Wer am Strand schon einmal gesehen hat, wie eine Qualle vor sich hin trocknet, wird wahrscheinlich nicht sofort darauf kommen, dass sich aus dieser glibberigen Masse leckere Quallen-Chips herstellen lassen. Dabei gehören Quallen schon seit Jahr­hunderten zur asiatischen Küche und auch in Europa kommen sie auf den Teller. „In Dänemark isst man lokal, was die Halb­insel bietet. Quallen gibt es zuhauf“, erklärt Thomas Vilgis vom Max-Planck-Institut für Polymerforschung in Mainz.

Der Gastrophysiker hat zusammen mit Mie Pedersen von der Universität von Süddäne­mark eine auf physikalischen Grundlagen basierende Methode zur Zubereitung von Quallen-Chips entwickelt.

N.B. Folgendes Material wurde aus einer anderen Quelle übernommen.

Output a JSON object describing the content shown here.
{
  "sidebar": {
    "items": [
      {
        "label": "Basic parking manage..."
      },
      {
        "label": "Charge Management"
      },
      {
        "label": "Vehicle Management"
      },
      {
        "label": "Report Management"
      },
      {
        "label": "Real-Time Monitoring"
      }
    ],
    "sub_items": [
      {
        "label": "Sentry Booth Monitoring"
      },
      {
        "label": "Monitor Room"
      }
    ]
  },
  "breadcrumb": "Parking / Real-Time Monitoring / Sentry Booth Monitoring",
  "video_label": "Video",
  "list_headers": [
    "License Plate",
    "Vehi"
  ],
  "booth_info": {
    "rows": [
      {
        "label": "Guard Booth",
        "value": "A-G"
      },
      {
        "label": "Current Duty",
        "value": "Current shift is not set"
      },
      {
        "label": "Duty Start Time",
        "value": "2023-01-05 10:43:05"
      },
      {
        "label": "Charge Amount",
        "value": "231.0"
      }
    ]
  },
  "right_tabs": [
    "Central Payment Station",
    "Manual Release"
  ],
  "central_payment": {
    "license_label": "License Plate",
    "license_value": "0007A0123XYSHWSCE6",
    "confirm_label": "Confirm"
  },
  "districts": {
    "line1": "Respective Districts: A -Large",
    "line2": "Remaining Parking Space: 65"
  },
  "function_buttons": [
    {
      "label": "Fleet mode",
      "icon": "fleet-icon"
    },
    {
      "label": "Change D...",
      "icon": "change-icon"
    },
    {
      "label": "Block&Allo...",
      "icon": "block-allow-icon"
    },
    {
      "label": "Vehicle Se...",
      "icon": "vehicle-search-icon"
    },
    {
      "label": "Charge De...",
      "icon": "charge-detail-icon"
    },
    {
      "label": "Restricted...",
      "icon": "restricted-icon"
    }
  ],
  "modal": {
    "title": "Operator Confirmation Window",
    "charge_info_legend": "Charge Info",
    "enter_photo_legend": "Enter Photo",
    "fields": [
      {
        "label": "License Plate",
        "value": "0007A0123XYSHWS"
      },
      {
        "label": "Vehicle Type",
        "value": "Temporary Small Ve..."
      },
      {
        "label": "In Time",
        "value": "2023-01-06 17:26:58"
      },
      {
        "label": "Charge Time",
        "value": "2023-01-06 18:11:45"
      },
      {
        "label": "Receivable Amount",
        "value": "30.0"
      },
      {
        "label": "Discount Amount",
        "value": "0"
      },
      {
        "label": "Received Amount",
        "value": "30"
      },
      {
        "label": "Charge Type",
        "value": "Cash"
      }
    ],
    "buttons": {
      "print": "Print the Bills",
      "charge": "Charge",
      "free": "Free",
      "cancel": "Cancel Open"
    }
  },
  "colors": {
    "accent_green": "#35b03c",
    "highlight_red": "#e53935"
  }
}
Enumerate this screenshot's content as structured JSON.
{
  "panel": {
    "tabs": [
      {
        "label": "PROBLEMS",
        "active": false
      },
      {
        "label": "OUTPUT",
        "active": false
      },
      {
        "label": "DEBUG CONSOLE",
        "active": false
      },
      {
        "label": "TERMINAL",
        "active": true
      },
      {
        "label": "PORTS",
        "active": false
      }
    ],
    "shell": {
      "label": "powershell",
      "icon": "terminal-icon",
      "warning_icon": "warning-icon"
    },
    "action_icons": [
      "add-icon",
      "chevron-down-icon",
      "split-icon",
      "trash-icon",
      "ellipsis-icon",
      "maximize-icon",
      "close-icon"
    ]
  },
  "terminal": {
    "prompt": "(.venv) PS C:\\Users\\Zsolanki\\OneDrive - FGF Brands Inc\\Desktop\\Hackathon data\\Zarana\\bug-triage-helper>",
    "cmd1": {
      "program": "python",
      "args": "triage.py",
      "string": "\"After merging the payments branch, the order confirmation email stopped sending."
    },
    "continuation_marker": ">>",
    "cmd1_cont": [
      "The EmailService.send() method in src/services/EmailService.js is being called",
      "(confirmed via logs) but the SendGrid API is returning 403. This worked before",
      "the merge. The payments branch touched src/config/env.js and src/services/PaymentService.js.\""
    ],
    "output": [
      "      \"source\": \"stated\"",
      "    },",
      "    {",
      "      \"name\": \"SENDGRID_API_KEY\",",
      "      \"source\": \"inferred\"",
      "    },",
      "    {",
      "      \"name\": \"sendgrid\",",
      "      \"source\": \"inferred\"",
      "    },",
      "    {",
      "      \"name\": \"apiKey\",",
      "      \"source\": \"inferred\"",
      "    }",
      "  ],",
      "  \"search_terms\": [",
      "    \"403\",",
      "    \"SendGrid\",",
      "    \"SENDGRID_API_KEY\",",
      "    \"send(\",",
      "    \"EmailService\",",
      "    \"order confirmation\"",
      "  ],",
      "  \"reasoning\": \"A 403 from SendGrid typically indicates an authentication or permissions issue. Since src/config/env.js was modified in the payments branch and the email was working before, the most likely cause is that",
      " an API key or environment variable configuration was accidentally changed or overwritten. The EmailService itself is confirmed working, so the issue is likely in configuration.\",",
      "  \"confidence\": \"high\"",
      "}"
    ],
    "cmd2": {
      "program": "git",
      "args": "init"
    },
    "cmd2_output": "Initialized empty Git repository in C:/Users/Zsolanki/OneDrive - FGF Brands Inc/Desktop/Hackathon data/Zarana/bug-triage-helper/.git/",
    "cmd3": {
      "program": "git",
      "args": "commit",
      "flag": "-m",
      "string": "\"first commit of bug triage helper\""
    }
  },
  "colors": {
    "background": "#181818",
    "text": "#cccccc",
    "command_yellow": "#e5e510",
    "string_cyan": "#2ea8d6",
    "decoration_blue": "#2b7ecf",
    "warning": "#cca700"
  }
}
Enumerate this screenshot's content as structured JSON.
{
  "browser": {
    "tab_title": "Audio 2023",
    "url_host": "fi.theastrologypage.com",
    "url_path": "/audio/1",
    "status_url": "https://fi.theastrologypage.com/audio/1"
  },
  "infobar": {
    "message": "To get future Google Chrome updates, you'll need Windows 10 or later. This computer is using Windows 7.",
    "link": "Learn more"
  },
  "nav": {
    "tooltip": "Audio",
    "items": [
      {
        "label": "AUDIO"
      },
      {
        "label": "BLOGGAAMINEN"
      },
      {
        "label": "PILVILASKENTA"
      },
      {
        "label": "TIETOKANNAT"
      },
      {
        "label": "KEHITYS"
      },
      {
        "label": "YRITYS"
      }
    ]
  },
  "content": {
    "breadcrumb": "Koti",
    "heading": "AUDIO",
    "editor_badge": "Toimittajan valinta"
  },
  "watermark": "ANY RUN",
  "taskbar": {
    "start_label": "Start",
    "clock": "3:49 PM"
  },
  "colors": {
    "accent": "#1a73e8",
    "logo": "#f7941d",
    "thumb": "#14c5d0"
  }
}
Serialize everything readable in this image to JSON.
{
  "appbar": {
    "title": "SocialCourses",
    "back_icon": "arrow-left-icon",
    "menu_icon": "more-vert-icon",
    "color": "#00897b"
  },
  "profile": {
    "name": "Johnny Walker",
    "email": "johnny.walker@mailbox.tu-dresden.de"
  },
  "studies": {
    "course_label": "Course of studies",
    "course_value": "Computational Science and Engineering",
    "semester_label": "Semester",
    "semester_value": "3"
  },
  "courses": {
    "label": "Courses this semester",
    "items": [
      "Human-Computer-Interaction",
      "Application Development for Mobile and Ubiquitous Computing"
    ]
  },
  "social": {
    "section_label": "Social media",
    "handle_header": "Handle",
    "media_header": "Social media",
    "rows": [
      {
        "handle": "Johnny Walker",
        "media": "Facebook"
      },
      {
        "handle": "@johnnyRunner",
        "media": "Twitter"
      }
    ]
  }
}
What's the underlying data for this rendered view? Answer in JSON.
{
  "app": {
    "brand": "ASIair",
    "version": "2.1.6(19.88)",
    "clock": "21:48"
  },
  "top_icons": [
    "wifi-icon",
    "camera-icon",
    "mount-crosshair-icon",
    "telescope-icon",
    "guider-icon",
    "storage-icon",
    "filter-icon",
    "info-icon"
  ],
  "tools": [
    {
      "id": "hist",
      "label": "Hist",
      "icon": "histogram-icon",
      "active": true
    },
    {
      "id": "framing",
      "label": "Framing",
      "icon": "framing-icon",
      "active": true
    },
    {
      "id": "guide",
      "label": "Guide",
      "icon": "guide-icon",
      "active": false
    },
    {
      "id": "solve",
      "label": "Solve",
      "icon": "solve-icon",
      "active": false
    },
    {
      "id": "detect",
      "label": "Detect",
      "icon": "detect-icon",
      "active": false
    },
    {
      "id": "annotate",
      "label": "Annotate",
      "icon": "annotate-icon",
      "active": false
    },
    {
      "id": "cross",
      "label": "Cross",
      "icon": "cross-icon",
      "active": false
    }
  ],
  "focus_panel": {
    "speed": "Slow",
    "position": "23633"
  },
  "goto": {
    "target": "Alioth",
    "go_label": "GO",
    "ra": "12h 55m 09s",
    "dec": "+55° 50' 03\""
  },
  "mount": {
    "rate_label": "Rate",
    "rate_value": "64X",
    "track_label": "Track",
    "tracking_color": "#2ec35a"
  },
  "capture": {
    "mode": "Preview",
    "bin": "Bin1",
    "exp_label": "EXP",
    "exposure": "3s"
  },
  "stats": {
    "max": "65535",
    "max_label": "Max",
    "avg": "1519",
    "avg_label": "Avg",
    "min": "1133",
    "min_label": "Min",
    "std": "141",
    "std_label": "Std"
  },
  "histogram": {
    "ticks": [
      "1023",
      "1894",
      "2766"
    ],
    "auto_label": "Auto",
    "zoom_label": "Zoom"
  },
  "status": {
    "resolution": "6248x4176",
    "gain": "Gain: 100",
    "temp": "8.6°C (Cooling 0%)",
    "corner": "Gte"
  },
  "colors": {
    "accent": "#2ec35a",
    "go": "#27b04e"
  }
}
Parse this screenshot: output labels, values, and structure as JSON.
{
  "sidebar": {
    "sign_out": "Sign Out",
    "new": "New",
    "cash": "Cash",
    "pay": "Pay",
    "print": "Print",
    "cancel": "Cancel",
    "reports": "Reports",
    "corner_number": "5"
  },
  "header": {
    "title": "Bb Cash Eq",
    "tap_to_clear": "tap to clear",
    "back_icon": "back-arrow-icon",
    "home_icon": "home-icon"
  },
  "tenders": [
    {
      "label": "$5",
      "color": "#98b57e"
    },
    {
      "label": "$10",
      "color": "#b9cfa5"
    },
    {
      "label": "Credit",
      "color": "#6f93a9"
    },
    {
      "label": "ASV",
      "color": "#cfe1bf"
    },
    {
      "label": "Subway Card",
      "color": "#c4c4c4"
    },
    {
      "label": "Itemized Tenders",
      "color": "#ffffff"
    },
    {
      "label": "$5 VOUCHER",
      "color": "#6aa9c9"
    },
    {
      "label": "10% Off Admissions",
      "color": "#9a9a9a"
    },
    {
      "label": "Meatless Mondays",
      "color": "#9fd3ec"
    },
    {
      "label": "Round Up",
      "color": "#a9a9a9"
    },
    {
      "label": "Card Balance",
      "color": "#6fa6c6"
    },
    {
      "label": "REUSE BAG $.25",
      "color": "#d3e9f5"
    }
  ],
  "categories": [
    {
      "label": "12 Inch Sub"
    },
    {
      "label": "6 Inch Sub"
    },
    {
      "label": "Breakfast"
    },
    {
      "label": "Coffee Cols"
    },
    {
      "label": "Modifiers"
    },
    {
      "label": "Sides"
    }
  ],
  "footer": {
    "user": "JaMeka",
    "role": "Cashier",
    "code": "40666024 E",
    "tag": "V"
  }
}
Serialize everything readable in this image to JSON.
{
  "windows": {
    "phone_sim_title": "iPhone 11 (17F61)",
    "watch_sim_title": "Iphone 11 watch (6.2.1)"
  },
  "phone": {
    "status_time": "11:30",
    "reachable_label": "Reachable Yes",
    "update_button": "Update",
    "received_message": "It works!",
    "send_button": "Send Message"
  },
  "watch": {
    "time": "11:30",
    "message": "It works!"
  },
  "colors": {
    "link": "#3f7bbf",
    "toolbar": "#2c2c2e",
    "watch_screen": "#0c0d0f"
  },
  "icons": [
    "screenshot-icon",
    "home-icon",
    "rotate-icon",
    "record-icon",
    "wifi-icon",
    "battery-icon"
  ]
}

In Asien werden Quallen, insbesondere Schirmquallen (Scyphozoa), für ihren knackigen Geschmack geschätzt. Quallen und knackig? Ja, wenn man sie richtig zubereitet. Kochen, braten oder trocknen funktioniert nämlich nicht. Eine getrocknete Qualle zerfällt zu Staub, eine gekochte wird gummiartig und schleimig.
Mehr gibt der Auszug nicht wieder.